Preti, an expert on the chemistry of human body odors, discussed his role in applying analytical techniques to identifying the volatile organic compounds (VOCs) in plasma, indicative of ovarian cancer. These VOCs, or odor-producing chemicals, are now being presented to the working dogs.

“Body odor as a diagnostic function has a long history going back to Hippocrates,” said Preti. “And if you think about it, a couple thousand years ago physicians didn’t have much beyond their own senses to diagnose a disease with.”

Today there are sophisticated instruments that can collect, separate, and identify odorants.

“Consequently, the demonstration by the canines that ovarian cancer has an odor signature tells us that we can begin to isolate and identify this odor signature’s components,” he said. “Using the dogs as a sensitive bioassay, the odorants we collect/isolate can be presented to the dogs to see if the isolates’ ‘smell like ovarian cancer.’”

The hope is this research will translate into a device for use in a clinic — essentially, the Working Dog Center dogs are informing and refining what will be an electronic system. That’s where Johnson comes in: The physicist is creating an electronic nose made of nanosensors that mimic the abilities of the canine nose.

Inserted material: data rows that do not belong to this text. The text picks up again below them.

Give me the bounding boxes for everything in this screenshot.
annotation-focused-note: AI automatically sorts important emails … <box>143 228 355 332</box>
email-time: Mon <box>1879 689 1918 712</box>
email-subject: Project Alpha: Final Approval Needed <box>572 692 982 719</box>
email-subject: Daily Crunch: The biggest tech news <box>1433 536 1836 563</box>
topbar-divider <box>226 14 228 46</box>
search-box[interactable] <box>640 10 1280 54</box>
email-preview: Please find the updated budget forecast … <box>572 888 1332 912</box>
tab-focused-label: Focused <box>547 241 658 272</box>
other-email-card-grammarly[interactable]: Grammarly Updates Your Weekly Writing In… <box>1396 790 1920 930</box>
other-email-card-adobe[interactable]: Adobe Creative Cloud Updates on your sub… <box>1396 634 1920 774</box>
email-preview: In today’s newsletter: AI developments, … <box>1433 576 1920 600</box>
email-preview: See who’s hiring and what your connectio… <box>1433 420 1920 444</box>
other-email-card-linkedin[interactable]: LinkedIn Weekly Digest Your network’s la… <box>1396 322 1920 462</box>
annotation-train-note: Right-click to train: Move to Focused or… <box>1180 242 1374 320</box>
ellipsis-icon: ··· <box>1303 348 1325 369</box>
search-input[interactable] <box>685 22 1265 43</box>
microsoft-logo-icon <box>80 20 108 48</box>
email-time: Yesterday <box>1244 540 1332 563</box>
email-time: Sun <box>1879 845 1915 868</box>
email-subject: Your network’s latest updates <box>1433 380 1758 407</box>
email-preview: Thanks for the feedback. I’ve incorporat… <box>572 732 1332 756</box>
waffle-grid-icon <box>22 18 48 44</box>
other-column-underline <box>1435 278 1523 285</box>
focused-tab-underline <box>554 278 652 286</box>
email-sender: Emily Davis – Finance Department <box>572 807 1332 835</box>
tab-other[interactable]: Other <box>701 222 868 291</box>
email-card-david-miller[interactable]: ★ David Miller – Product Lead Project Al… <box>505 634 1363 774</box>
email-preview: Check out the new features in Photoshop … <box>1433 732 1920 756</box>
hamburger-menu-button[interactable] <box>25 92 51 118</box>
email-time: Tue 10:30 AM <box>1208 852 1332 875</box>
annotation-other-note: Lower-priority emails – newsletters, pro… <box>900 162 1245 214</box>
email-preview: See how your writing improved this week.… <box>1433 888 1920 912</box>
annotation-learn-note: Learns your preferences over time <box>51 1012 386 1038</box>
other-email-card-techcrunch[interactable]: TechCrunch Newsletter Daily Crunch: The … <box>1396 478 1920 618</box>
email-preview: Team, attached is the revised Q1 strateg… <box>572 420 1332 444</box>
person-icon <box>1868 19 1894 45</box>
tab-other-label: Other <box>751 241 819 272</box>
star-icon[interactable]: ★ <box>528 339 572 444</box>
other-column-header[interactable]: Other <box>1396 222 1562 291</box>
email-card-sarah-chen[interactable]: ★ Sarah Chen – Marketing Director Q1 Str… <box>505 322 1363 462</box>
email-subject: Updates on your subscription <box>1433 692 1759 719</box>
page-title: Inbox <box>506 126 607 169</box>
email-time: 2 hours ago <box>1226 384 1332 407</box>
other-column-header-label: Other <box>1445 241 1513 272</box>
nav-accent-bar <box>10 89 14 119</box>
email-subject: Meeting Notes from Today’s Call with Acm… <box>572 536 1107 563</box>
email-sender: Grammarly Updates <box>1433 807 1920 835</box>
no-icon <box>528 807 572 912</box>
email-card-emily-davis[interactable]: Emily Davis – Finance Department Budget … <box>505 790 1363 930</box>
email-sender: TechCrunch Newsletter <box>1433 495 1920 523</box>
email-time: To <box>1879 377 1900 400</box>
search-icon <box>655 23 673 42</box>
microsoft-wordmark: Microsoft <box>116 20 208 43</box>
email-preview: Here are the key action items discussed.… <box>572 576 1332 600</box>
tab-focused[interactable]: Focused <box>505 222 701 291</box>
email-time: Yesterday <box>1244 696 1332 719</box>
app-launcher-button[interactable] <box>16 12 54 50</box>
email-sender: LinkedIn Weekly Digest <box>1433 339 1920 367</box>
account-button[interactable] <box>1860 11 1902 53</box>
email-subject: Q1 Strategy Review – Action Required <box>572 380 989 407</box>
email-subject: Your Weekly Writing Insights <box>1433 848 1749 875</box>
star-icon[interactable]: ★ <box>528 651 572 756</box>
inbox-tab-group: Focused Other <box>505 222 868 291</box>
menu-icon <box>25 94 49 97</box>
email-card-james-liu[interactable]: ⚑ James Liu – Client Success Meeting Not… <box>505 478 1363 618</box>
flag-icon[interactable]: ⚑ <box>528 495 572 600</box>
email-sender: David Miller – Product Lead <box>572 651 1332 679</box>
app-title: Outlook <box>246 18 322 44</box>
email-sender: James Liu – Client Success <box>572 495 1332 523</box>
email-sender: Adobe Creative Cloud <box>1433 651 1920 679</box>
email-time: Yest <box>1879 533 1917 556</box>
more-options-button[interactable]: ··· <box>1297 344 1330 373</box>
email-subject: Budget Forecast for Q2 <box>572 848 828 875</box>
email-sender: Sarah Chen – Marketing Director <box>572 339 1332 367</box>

The potential impact of a tool that can detect ovarian cancer early is massive. Ovarian cancer is hard to detect at an early stage. At a later stage, it becomes much more difficult to treat — the five-year survival rate of stage-IV ovarian cancer is only 17 percent. If detected in the earliest stages, the cancer is especially treatable, with a five-year survival rate of over 90 percent.

The team’s finding of the past five years are nothing short of “remarkable,” Preti said. “They suggest what we are proposing is not some far-out concept.”

And, better yet, there’s also the potential to use these findings to help detect other “hidden” cancers, specifically pancreatic cancer, which has some genetic similarities to ovarian cancer.